No one ever asked what I’d been through. No one considered that the real cause might be trauma. That risky behaviors could be rooted in abuse. That intense emotions might be part of something else—something more complex, more human. Instead, they simplified me into a diagnosis that served their narrative.

Eventually, I moved out of state just to be heard. To finally have professionals reevaluate me without bias. And guess what? I wasn’t bipolar. I never was.
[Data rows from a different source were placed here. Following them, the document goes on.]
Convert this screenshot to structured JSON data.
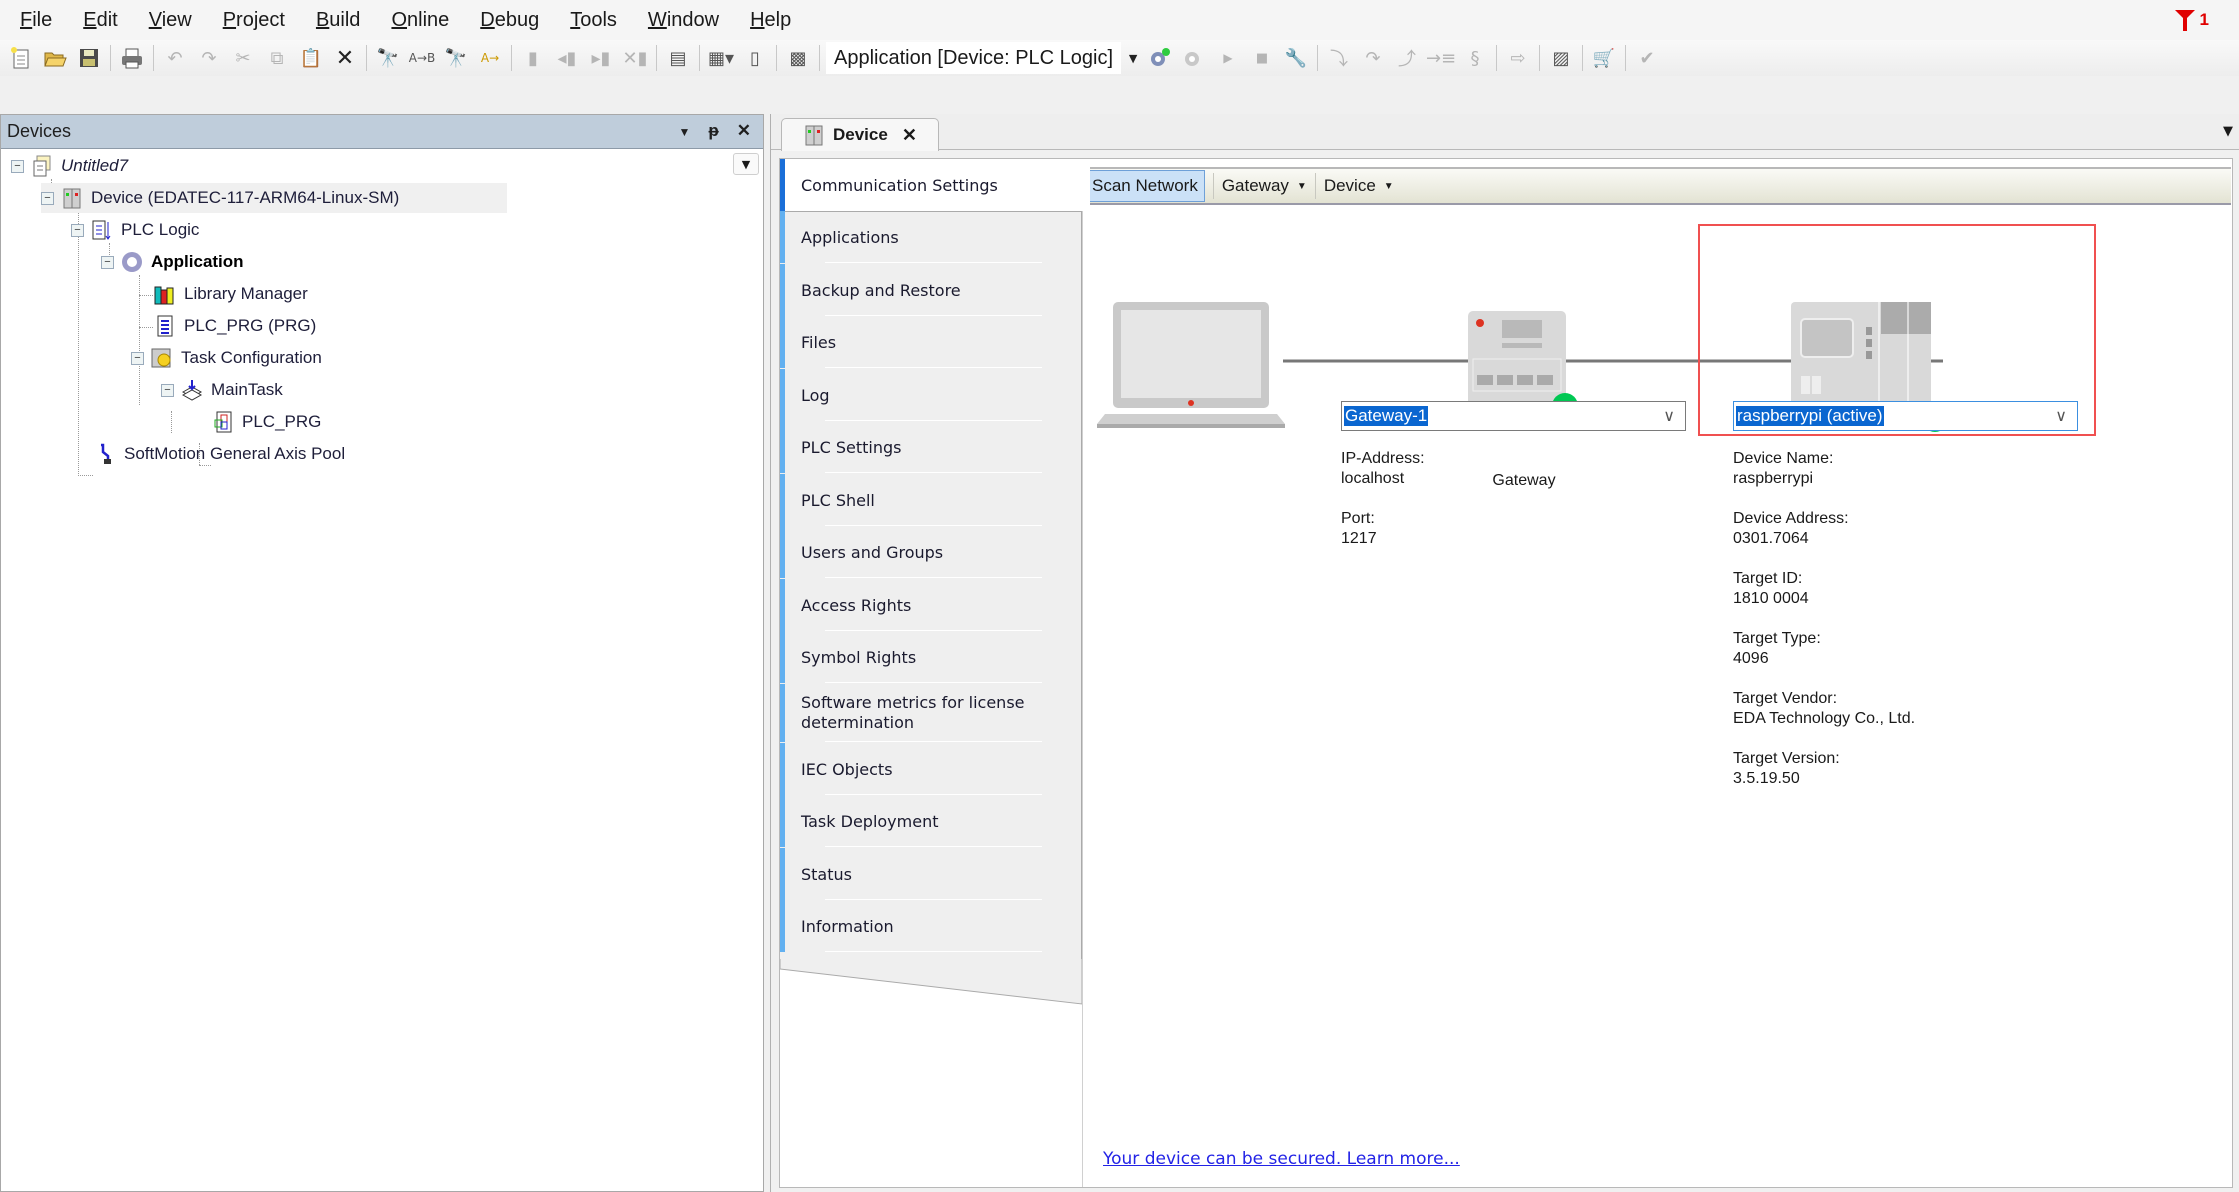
{
  "menu": [
    {
      "label": "File",
      "accel": "F",
      "rest": "ile"
    },
    {
      "label": "Edit",
      "accel": "E",
      "rest": "dit"
    },
    {
      "label": "View",
      "accel": "V",
      "rest": "iew"
    },
    {
      "label": "Project",
      "accel": "P",
      "rest": "roject"
    },
    {
      "label": "Build",
      "accel": "B",
      "rest": "uild"
    },
    {
      "label": "Online",
      "accel": "O",
      "rest": "nline"
    },
    {
      "label": "Debug",
      "accel": "D",
      "rest": "ebug"
    },
    {
      "label": "Tools",
      "accel": "T",
      "rest": "ools"
    },
    {
      "label": "Window",
      "accel": "W",
      "rest": "indow"
    },
    {
      "label": "Help",
      "accel": "H",
      "rest": "elp"
    }
  ],
  "filter_badge": {
    "count": "1",
    "color": "#e00000"
  },
  "toolbar": {
    "active_application": "Application [Device: PLC Logic]",
    "buttons": [
      "new-project",
      "open-project",
      "save-project",
      "print",
      "undo",
      "redo",
      "cut",
      "copy",
      "paste",
      "delete",
      "find",
      "replace",
      "find-in-project",
      "replace-in-project",
      "bookmark",
      "previous-bookmark",
      "next-bookmark",
      "clear-bookmarks",
      "clipboard",
      "add-object",
      "new-window",
      "visualization",
      "login",
      "logout",
      "start",
      "stop",
      "online-config",
      "step-into",
      "step-over",
      "step-out",
      "run-to-cursor",
      "set-next",
      "show-next",
      "toggle-breakpoint",
      "shopping-cart",
      "check"
    ]
  },
  "devices_panel": {
    "title": "Devices",
    "tree": [
      {
        "label": "Untitled7",
        "level": 0,
        "icon": "project-icon",
        "italic": true,
        "expanded": true
      },
      {
        "label": "Device (EDATEC-117-ARM64-Linux-SM)",
        "level": 1,
        "icon": "device-icon",
        "selected": true,
        "expanded": true
      },
      {
        "label": "PLC Logic",
        "level": 2,
        "icon": "plc-logic-icon",
        "expanded": true
      },
      {
        "label": "Application",
        "level": 3,
        "icon": "application-gear-icon",
        "bold": true,
        "expanded": true
      },
      {
        "label": "Library Manager",
        "level": 4,
        "icon": "library-icon"
      },
      {
        "label": "PLC_PRG (PRG)",
        "level": 4,
        "icon": "program-icon"
      },
      {
        "label": "Task Configuration",
        "level": 4,
        "icon": "task-config-icon",
        "expanded": true
      },
      {
        "label": "MainTask",
        "level": 5,
        "icon": "task-icon",
        "expanded": true
      },
      {
        "label": "PLC_PRG",
        "level": 6,
        "icon": "program-call-icon"
      },
      {
        "label": "SoftMotion General Axis Pool",
        "level": 2,
        "icon": "axis-pool-icon"
      }
    ]
  },
  "editor": {
    "tab_label": "Device",
    "nav": [
      "Communication Settings",
      "Applications",
      "Backup and Restore",
      "Files",
      "Log",
      "PLC Settings",
      "PLC Shell",
      "Users and Groups",
      "Access Rights",
      "Symbol Rights",
      "Software metrics for license determination",
      "IEC Objects",
      "Task Deployment",
      "Status",
      "Information"
    ],
    "active_nav": 0,
    "content_toolbar": {
      "scan": "Scan Network",
      "gateway": "Gateway",
      "device": "Device"
    },
    "gateway": {
      "caption": "Gateway",
      "selected": "Gateway-1",
      "status_color": "#00c853",
      "fields": [
        {
          "label": "IP-Address:",
          "value": "localhost"
        },
        {
          "label": "Port:",
          "value": "1217"
        }
      ]
    },
    "device": {
      "selected": "raspberrypi (active)",
      "status_color": "#00c853",
      "highlight_color": "#f05050",
      "fields": [
        {
          "label": "Device Name:",
          "value": "raspberrypi"
        },
        {
          "label": "Device Address:",
          "value": "0301.7064"
        },
        {
          "label": "Target ID:",
          "value": "1810  0004"
        },
        {
          "label": "Target Type:",
          "value": "4096"
        },
        {
          "label": "Target Vendor:",
          "value": "EDA Technology Co., Ltd."
        },
        {
          "label": "Target Version:",
          "value": "3.5.19.50"
        }
      ]
    },
    "security_link": "Your device can be secured. Learn more..."
  }
}
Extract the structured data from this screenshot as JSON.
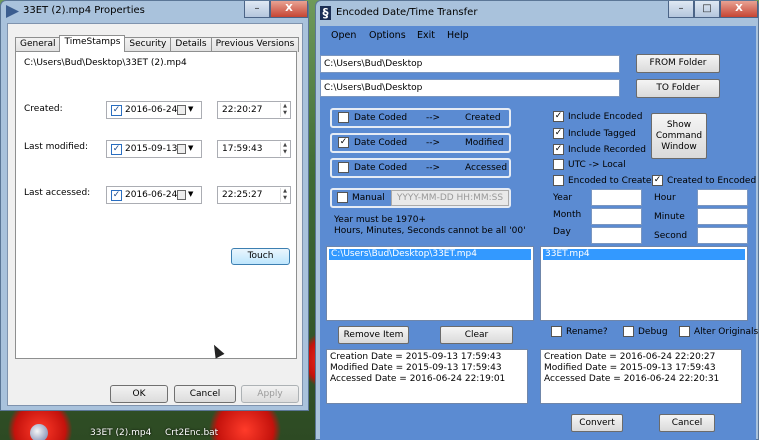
{
  "props_window": {
    "title": "33ET (2).mp4 Properties",
    "caption_buttons": {
      "minimize": "–",
      "close": "X"
    },
    "tabs": [
      "General",
      "TimeStamps",
      "Security",
      "Details",
      "Previous Versions"
    ],
    "file_path": "C:\\Users\\Bud\\Desktop\\33ET (2).mp4",
    "rows": [
      {
        "label": "Created:",
        "date": "2016-06-24",
        "time": "22:20:27"
      },
      {
        "label": "Last modified:",
        "date": "2015-09-13",
        "time": "17:59:43"
      },
      {
        "label": "Last accessed:",
        "date": "2016-06-24",
        "time": "22:25:27"
      }
    ],
    "touch_label": "Touch",
    "ok_label": "OK",
    "cancel_label": "Cancel",
    "apply_label": "Apply"
  },
  "transfer_window": {
    "title": "Encoded Date/Time Transfer",
    "caption_buttons": {
      "minimize": "–",
      "maximize": "□",
      "close": "X"
    },
    "menu": [
      "Open",
      "Options",
      "Exit",
      "Help"
    ],
    "from_path": "C:\\Users\\Bud\\Desktop",
    "to_path": "C:\\Users\\Bud\\Desktop",
    "from_button": "FROM Folder",
    "to_button": "TO Folder",
    "mappings": [
      {
        "source": "Date Coded",
        "arrow": "-->",
        "target": "Created",
        "checked": false
      },
      {
        "source": "Date Coded",
        "arrow": "-->",
        "target": "Modified",
        "checked": true
      },
      {
        "source": "Date Coded",
        "arrow": "-->",
        "target": "Accessed",
        "checked": false
      }
    ],
    "manual_label": "Manual",
    "manual_placeholder": "YYYY-MM-DD HH:MM:SS",
    "note_line1": "Year must be 1970+",
    "note_line2": "Hours, Minutes, Seconds cannot be all '00'",
    "options": [
      {
        "label": "Include Encoded",
        "checked": true
      },
      {
        "label": "Include Tagged",
        "checked": true
      },
      {
        "label": "Include Recorded",
        "checked": true
      },
      {
        "label": "UTC -> Local",
        "checked": false
      },
      {
        "label": "Encoded to Created",
        "checked": false
      },
      {
        "label": "Created to Encoded",
        "checked": true
      }
    ],
    "show_command_lines": [
      "Show",
      "Command",
      "Window"
    ],
    "fields": {
      "year": "Year",
      "month": "Month",
      "day": "Day",
      "hour": "Hour",
      "minute": "Minute",
      "second": "Second"
    },
    "list_left": [
      "C:\\Users\\Bud\\Desktop\\33ET.mp4"
    ],
    "list_right": [
      "33ET.mp4"
    ],
    "remove_item": "Remove Item",
    "clear": "Clear",
    "rename": "Rename?",
    "debug": "Debug",
    "alter": "Alter Originals",
    "left_memo": [
      "Creation Date = 2015-09-13 17:59:43",
      "Modified Date = 2015-09-13 17:59:43",
      "Accessed Date = 2016-06-24 22:19:01"
    ],
    "right_memo": [
      "Creation Date = 2016-06-24 22:20:27",
      "Modified Date = 2015-09-13 17:59:43",
      "Accessed Date = 2016-06-24 22:20:31"
    ],
    "convert": "Convert",
    "cancel": "Cancel"
  },
  "desktop": {
    "icons": [
      "33ET (2).mp4",
      "Crt2Enc.bat"
    ]
  }
}
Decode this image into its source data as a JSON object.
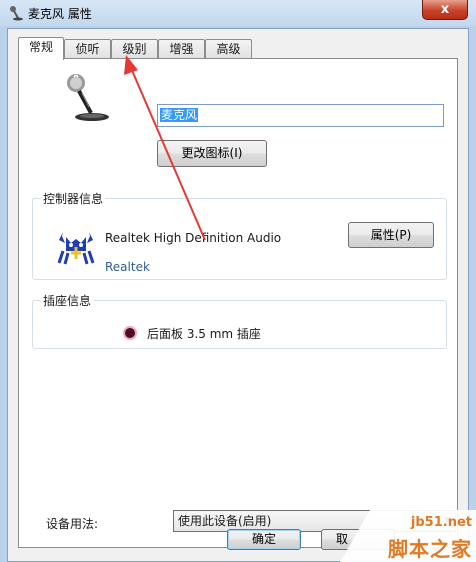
{
  "window": {
    "title": "麦克风 属性",
    "close_label": "x"
  },
  "tabs": [
    {
      "label": "常规",
      "active": true
    },
    {
      "label": "侦听",
      "active": false
    },
    {
      "label": "级别",
      "active": false
    },
    {
      "label": "增强",
      "active": false
    },
    {
      "label": "高级",
      "active": false
    }
  ],
  "general": {
    "device_name": "麦克风",
    "change_icon_label": "更改图标(I)",
    "controller": {
      "group_title": "控制器信息",
      "driver_name": "Realtek High Definition Audio",
      "vendor": "Realtek",
      "properties_label": "属性(P)"
    },
    "jack": {
      "group_title": "插座信息",
      "description": "后面板 3.5 mm 插座"
    },
    "usage": {
      "label": "设备用法:",
      "selected": "使用此设备(启用)"
    }
  },
  "footer": {
    "ok_label": "确定",
    "cancel_label_partial": "取"
  },
  "watermark": {
    "url": "jb51.net",
    "text": "脚本之家"
  },
  "colors": {
    "annotation_arrow": "#e53935",
    "selection": "#3399ff",
    "watermark": "#e07a24"
  }
}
Turns out, like so many others diagnosed in the early 2000s, my symptoms were the result of trauma. Of Complex PTSD. Possibly BPD. Maybe AuDHD. Or something else entirely. The point is, we were hurting. We were kids, teens, and adults trying to survive abuse, neglect, and unimaginable pain—and instead of being helped, we were drugged and dismissed.

Misdiagnosis isn’t just a clerical error. It’s a detour on your life path. It can harm your health, destroy your self-esteem, and damage your relationships. In my case, it stole years. And it nearly stole me.

But I’m still here.

I’m speaking out, not because I want pity, but because others need to know they’re not alone. If you've been misdiagnosed—especially with bipolar disorder when your reality is rooted in trauma—you are not crazy. You are not broken. You are not beyond help.

You're human.

You're surviving.

And you deserve care that actually sees you.